Dump File Fetching: This is a static snapshot of all wiki pages, which is stored in a single compressed file (e.g., dewiktionary-latest-pages-articles.xml.bz2).

On this page

German Wiktionary Dump Files
- Latest Version
- Latest (alternative way) and Older Versions
Any Wiki Dump File
Should I download a multistream dump file or not?

German Wiktionary Dump Files¶

Latest Version¶

To download the latest dump file of the German Wiktionary, click here.
- This will download the compressed file: dewiktionary-latest-pages-articles-multistream.xml.bz2.
- The file is stored in this directory: https://dumps.wikimedia.org/dewiktionary/latest/.

Latest (alternative way) and Older Versions¶

If you need an older version of the Wiktionary dump, visit this directory: https://dumps.wikimedia.org/dewiktionary/.
- To download a specific version:
  - Navigate to the folder for the desired date.
  - A new window will open.
  - Look for the section titled Articles, templates, media/file descriptions, and primary meta-pages.
  - Select the file.

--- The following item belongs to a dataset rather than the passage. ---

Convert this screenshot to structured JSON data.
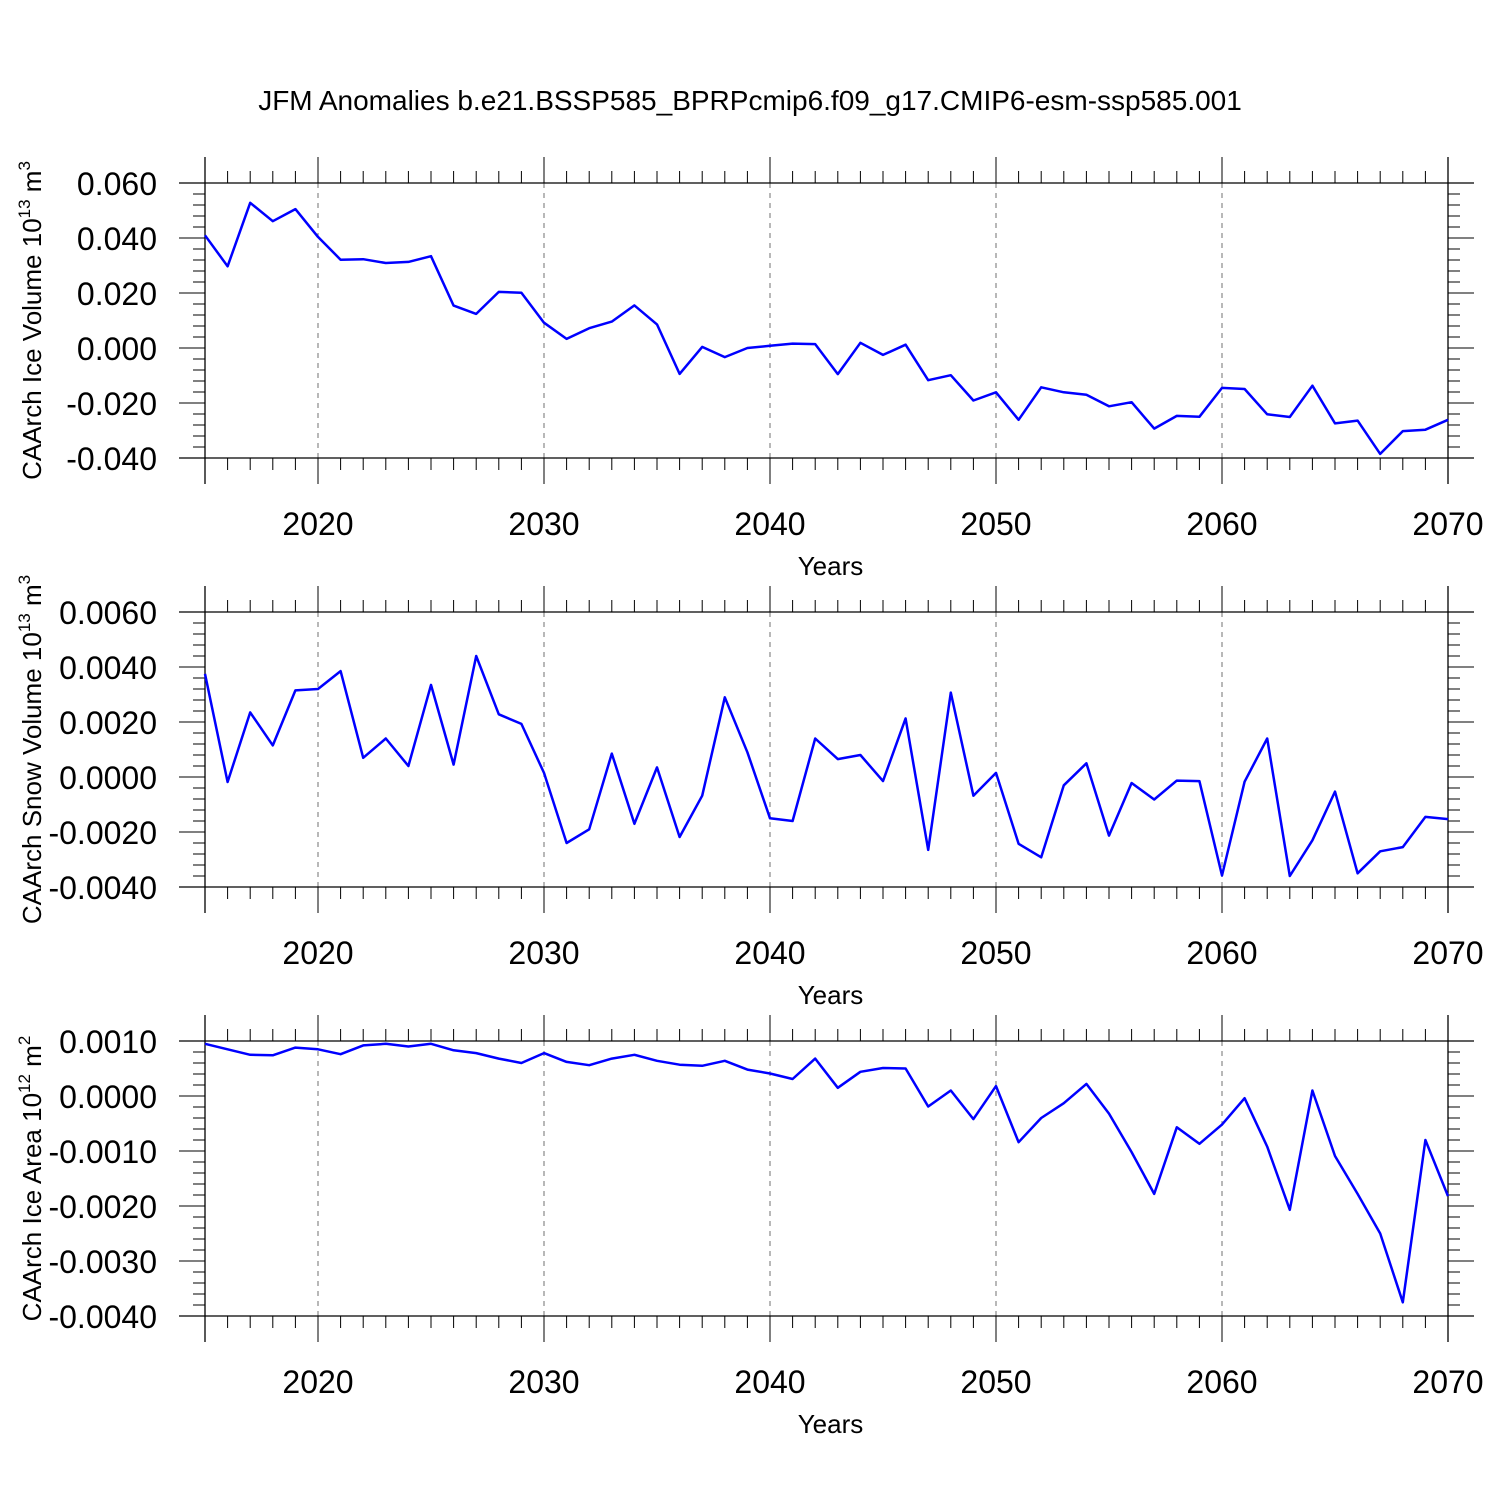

The file name will follow the pattern: dewiktionary-YYYYMMDD-pages-articles.xml.bz2, where YYYYMMDD represents the dump date.
- Notes:
  - Older dumps are only retained for a few months.
  - You can also fetch the latest version from this directory by choosing the most recent date.

Any Wiki Dump File¶

Click on Database backup dumps.
Scroll down the page to find the domain of interest.
- For example, use enwiktionary for the English Wiktionary.
Click on the domain link, then look for the section titled Articles, templates, media/file descriptions, and primary meta-pages.
- The file you are looking for should end with -pages-articles.xml.bz2.

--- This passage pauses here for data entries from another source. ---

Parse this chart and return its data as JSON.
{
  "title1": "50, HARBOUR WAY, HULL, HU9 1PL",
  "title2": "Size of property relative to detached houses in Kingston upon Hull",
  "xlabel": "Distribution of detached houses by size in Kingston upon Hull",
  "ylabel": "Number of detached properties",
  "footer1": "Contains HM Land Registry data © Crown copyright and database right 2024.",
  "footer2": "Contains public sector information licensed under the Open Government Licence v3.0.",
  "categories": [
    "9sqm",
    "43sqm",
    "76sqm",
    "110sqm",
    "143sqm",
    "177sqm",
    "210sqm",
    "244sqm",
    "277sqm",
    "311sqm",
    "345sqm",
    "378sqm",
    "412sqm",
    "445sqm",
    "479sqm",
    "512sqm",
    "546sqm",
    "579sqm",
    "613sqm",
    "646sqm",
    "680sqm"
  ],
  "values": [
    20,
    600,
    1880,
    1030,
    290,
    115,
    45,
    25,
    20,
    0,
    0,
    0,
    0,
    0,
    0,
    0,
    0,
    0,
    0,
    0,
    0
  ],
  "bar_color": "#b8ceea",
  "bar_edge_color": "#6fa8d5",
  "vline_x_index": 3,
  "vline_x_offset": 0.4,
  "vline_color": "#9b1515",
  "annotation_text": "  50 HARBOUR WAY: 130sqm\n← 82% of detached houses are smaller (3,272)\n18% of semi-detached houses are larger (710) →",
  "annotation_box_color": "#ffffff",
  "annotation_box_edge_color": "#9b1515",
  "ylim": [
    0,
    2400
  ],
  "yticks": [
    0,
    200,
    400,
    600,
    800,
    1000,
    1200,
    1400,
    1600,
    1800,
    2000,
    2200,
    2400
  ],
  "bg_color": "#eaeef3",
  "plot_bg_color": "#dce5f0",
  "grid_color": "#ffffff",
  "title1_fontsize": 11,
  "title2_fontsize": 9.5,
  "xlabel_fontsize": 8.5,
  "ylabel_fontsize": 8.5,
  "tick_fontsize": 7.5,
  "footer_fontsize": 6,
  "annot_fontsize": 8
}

Should I download a multistream dump file or not?¶

The files -pages-articles.xml.bz2 and multistream-pages-articles.xml.bz2 contain the same information. For our purposes here, either option will work just fine because we are working with a relatively small wiki database.

However, if you plan to work with a larger dump file in the future that exceeds your computer's memory capacity, you could download the multistream-pages-articles.xml.bz2 version. This would allow you to adjust your parsing strategy to process the data in smaller chunks.